During the last period of his life, Blok concentrated primarily on political themes, pondering the messianic destiny of his country (Vozmezdie, 1910-21; Rodina, 1907-16; Skify, 1918). Influenced by Solovyov's doctrines, he was full of vague apocalyptic apprehensions and often vacillated between hope and despair. "I feel that a great event was coming, but what it was exactly was not revealed to me," he wrote in his diary during the summer of 1917. Quite unexpectedly for most of his admirers, he accepted the October Revolution as the final resolution of these apocalyptic yearnings.
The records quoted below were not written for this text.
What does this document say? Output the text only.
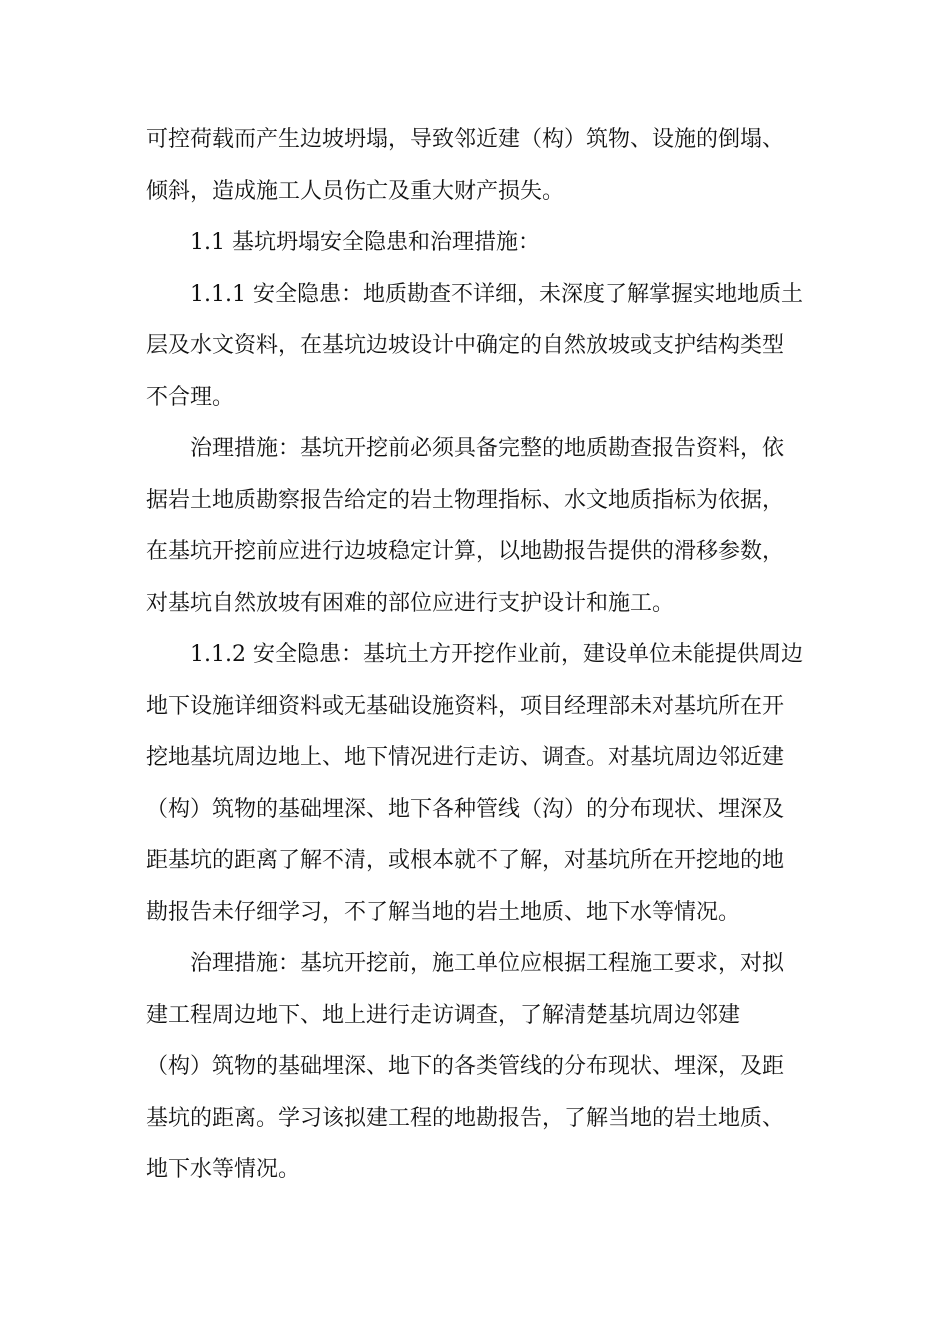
可控荷载而产生边坡坍塌，导致邻近建（构）筑物、设施的倒塌、
倾斜，造成施工人员伤亡及重大财产损失。
1.1 基坑坍塌安全隐患和治理措施：
1.1.1 安全隐患：地质勘查不详细，未深度了解掌握实地地质土
层及水文资料，在基坑边坡设计中确定的自然放坡或支护结构类型
不合理。
治理措施：基坑开挖前必须具备完整的地质勘查报告资料，依
据岩土地质勘察报告给定的岩土物理指标、水文地质指标为依据，
在基坑开挖前应进行边坡稳定计算，以地勘报告提供的滑移参数，
对基坑自然放坡有困难的部位应进行支护设计和施工。
1.1.2 安全隐患：基坑土方开挖作业前，建设单位未能提供周边
地下设施详细资料或无基础设施资料，项目经理部未对基坑所在开
挖地基坑周边地上、地下情况进行走访、调查。对基坑周边邻近建
（构）筑物的基础埋深、地下各种管线（沟）的分布现状、埋深及
距基坑的距离了解不清，或根本就不了解，对基坑所在开挖地的地
勘报告未仔细学习，不了解当地的岩土地质、地下水等情况。
治理措施：基坑开挖前，施工单位应根据工程施工要求，对拟
建工程周边地下、地上进行走访调查，了解清楚基坑周边邻建
（构）筑物的基础埋深、地下的各类管线的分布现状、埋深，及距
基坑的距离。学习该拟建工程的地勘报告，了解当地的岩土地质、
地下水等情况。
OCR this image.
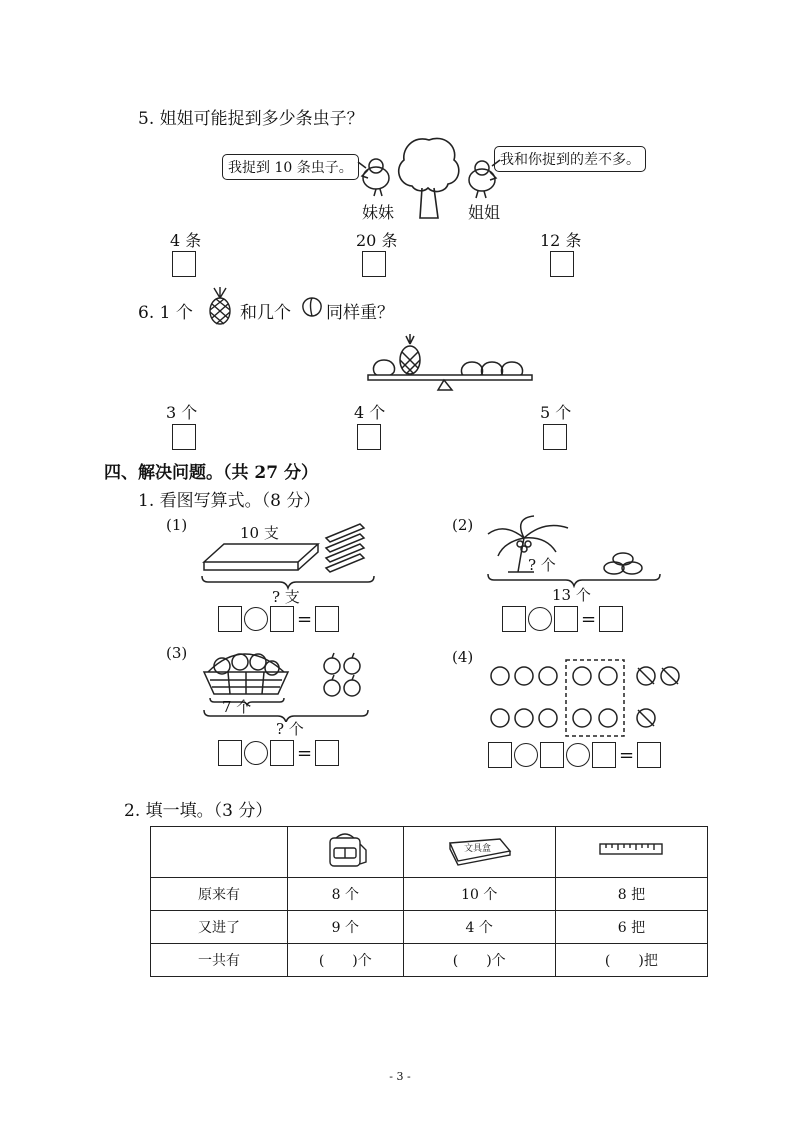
5. 姐姐可能捉到多少条虫子？
我捉到 10 条虫子。	我和你捉到的差不多。
妹妹	姐姐
4 条	20 条	12 条
6. 1 个	和几个 同样重？
3 个	4 个	5 个
四、解决问题。（共 27 分）
1. 看图写算式。（8 分）
(1)	10 支
? 支
=
(2)
? 个
13 个
=
(3)
7 个
? 个
=
(4)
=
2. 填一填。（3 分）

文具盒

原来有	8 个	10 个	8 把
又进了	9 个	4 个	6 把
一共有	(　　)个	(　　)个	(　　)把
- 3 -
By 1921 Blok had become disillusioned with the Russian Revolution. He did not write any poetry for three years. Blok complained to Maksim Gorky that he had given up his "faith in the wisdom of humanity". He explained to his friend Korney Chukovsky why he could not write poetry any more: "All sounds have stopped. Can't you hear that there are no longer any sounds?".[2]. Within a few days Blok became sick. His doctors requested him to be sent for medical treatment abroad, but he was not allowed to leave the country. Gorky pleaded for a visa. On 29 May 1921, he wrote to Anatoly Lunacharsky: "Blok is Russia's finest poet. If you forbid him to go abroad, and he dies, you and your comrades will be guilty of his death". Blok received permission only on 10 August, after his death.[2]

Several months earlier, Blok had delivered a celebrated lecture on Pushkin, whom he believed to be an iconic figure capable of uniting White and Red Russia. His death and the execution of his fellow poet Nikolai Gumilev by Cheka in 1921 were seen by many as the end of the entire generation of Russians [2]. Nina Berberova, then a young girl, recalled about the mood at his funeral: "I was suddenly and sharply orphaned... The end is coming. We are lost."